Where is the lower yard?
The back porch stairs are gone.
We peer through windows frosted
with breath and our separate
reflected selves.
The ancient temptation
surrounds us. Alone
in our snowbound house, we look
without seeing. How natural
to be afraid.
The tree will not light,
nor the window candles
no traveler would see anyway.
Their blank bulbs are dead
to our rhythmic breathing.
Like half of those we love.
They are never home anymore.
Their decorations are boxed
and forgotten. It is too cold
altogether, and we are snow blind.
Our breath is visible.
Wind moans down the chimney,
leaps with feral eagerness
onto the side porch.
You squeeze my hand.
Our mantel crèche is lost
in shadow as if the child
were never born.
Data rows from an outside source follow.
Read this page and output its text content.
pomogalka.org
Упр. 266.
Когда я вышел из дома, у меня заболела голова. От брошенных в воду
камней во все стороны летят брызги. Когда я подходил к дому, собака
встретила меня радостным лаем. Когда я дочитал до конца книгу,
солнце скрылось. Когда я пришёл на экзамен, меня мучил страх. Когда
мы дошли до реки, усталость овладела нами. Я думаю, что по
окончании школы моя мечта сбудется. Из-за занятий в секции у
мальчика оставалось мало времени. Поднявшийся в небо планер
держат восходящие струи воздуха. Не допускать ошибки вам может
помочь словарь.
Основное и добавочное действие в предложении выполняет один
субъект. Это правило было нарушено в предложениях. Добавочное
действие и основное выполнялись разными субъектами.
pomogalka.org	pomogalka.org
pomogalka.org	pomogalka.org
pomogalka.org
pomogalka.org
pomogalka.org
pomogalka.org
The ox, sheep,
camel and kings stare
into the darkness to find him.
I remember years ago,
the cabin drifted in, oil-line frozen,
my iron zero skeleton
an aching cage, three days
to thaw back into life.
Perhaps the everyday—
tinsel, lights, wrapped gifts—
will not return this time.
Perhaps all will be overturned
tonight in a storm
sufficient to the need,
great annunciatory wings
of snow wrapping a body
finally laid to rest.
Come, Holy Spirit.
Grasping hands empty
of things, strong legs
with nowhere left to go,
the brain dims its energy
in favor of the heart,
and in darkness the child
grows, the idea
of the child grows near
thanks to an emptiness
almost perfect.
Come, Holy Spirit.
Beat your wings in time
to our blood-pulse, the lone
plow scraping at the silence,
and this one flickering streetlight.